Eighty-four out of 113 patients with TMA were screened for MG. Seven out of 84 patients presented with MG, classified as MGRS (n=6) and multiple myeloma (n=1). MG clustered in patients aged over 50 years (n/N=6/32, 19%). Severe acute kidney injury was noted in all patients. Four out of 7 patients presented with normal complement levels. Serum of one patient induced massive ex vivo C5b9 formation on the endothelium; IgG induced massive ex vivo C3c and C5b9 formation on the perturbed endothelium.
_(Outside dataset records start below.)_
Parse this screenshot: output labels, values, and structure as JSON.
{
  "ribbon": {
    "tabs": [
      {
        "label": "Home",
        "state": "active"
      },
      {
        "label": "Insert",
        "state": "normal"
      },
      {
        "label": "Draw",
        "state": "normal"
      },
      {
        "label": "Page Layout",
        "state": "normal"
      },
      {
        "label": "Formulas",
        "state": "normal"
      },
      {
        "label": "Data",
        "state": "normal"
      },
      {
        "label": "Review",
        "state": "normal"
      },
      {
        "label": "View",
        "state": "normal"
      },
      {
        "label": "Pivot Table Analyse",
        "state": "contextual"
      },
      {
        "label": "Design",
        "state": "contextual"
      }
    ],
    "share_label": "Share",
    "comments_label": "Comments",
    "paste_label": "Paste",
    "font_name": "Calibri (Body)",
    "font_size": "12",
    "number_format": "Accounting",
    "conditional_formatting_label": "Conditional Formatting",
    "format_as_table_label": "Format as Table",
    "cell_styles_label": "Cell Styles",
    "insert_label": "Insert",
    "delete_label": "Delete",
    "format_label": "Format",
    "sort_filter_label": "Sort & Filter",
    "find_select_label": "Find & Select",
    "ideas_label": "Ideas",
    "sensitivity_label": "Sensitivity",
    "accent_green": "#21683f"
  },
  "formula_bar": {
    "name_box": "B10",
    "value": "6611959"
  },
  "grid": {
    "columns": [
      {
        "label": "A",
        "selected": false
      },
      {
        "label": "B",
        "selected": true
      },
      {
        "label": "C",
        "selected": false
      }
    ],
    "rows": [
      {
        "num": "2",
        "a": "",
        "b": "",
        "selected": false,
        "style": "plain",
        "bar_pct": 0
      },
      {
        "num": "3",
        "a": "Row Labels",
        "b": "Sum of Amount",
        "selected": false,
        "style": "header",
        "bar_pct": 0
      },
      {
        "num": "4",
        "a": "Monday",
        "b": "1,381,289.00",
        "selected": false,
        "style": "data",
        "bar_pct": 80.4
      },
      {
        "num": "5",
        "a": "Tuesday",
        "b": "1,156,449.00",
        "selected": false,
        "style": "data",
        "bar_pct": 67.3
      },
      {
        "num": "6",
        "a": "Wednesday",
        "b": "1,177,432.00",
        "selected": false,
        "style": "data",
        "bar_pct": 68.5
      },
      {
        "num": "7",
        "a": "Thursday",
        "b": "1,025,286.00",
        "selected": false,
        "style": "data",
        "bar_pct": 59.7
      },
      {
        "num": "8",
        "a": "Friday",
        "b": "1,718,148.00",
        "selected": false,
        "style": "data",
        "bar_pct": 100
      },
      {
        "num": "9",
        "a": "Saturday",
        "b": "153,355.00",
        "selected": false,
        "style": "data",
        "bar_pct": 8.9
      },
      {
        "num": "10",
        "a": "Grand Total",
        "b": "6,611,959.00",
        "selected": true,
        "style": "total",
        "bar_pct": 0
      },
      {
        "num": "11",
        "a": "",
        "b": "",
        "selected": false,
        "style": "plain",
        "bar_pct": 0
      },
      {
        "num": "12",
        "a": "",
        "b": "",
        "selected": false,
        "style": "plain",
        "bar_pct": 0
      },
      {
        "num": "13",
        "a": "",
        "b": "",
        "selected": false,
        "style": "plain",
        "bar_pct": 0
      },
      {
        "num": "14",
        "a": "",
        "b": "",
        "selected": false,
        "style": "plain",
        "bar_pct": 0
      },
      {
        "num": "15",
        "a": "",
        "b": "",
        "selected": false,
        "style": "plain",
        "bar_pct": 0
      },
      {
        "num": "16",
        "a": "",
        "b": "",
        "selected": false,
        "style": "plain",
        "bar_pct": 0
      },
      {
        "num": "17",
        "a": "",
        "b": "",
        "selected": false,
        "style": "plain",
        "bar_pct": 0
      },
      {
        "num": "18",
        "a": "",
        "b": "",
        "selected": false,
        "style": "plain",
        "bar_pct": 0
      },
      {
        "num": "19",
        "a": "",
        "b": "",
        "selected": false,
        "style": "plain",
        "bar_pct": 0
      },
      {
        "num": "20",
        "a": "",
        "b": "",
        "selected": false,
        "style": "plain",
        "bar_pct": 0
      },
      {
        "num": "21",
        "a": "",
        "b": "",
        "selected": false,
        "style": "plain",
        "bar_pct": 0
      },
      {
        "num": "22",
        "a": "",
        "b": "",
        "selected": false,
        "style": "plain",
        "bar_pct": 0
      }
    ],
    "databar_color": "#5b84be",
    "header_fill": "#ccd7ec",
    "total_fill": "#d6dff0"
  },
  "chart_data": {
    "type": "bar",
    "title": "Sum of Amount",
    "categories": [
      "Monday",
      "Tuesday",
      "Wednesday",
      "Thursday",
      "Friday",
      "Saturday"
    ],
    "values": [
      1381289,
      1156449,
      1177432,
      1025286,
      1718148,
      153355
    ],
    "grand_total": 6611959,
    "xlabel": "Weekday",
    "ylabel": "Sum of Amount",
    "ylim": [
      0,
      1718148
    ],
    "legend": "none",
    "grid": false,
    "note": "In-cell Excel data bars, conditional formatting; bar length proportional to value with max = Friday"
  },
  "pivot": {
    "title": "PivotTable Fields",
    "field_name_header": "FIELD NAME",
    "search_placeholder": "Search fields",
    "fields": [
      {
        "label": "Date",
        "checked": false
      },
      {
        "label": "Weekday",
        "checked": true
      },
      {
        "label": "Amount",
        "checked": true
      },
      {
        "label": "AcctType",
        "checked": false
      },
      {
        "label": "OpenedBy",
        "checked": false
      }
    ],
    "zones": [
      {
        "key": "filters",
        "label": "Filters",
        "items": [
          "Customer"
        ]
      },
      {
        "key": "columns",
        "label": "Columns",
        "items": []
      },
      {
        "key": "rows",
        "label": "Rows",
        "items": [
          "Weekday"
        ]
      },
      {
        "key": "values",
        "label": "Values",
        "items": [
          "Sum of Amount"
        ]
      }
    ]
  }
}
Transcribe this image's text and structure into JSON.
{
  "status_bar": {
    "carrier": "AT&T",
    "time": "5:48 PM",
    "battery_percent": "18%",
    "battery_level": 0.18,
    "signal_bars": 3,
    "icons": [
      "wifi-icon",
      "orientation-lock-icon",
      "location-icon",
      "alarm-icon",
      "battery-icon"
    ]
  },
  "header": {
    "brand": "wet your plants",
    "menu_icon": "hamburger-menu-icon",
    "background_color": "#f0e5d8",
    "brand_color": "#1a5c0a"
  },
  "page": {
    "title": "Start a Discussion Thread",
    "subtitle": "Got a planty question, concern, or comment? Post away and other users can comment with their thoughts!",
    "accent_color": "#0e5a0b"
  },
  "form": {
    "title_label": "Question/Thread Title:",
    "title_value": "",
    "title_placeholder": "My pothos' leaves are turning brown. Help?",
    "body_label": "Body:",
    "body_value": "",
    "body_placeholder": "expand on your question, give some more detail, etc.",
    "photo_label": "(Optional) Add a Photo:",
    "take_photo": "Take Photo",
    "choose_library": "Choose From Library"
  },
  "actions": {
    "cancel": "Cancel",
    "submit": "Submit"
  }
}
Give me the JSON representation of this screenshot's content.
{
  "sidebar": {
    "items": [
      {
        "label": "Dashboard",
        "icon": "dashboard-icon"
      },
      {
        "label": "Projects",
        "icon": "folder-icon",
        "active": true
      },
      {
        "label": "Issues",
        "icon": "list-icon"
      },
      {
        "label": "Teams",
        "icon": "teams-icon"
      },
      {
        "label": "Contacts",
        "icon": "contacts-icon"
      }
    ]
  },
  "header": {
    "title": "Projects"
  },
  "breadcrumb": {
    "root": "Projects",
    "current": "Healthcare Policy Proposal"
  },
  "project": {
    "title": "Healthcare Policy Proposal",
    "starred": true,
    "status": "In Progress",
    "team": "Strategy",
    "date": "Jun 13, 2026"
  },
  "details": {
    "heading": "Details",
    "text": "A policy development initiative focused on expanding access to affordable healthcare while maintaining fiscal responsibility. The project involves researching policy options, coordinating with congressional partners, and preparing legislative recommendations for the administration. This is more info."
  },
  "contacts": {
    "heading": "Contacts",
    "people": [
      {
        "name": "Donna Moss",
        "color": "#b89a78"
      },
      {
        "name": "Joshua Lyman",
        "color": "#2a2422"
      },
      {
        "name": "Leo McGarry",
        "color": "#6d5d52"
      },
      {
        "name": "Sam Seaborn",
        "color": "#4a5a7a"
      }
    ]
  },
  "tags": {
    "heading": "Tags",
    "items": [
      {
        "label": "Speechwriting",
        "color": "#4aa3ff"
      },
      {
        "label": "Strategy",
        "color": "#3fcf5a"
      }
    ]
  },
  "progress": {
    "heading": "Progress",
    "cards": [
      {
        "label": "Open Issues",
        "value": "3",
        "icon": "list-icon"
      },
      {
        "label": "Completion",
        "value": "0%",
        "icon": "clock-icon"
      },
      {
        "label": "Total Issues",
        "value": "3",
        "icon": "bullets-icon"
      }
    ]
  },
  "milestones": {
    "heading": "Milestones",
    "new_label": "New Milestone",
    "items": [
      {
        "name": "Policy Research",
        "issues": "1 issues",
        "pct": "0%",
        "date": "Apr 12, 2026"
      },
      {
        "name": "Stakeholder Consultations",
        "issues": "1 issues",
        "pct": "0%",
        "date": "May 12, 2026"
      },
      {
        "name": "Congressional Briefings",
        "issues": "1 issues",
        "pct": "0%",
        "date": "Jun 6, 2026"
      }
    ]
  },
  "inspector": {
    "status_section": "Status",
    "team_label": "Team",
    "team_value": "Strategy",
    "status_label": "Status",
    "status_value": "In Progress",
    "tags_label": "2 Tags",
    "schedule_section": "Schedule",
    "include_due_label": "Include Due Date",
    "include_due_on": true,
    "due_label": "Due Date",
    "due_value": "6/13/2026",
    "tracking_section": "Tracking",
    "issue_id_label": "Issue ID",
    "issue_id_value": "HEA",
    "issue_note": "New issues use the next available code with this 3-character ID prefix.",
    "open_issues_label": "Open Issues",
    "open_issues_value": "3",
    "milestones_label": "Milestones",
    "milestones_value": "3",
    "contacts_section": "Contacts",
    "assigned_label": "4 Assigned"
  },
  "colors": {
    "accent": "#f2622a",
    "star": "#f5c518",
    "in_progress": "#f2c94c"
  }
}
Neither IgG nor C4d were found. No pathogenic variants were found. FHAA were present in 2 patients, without homozygous deletion of CFHR3-1. None of the MGRS patients presented with coexisting TMA on kidney biopsy or massive ex vivo C5b9 formation on the endothelium.

Conclusion

MG clustered in patients with TMA aged over 50 years. One patient with MG related TMA presented with alternative pathway activation. We found no evidence of TMA in a MGRS control group. With little evidence for complement dysregulation, the mechanism of MG induced TMA should be studied further.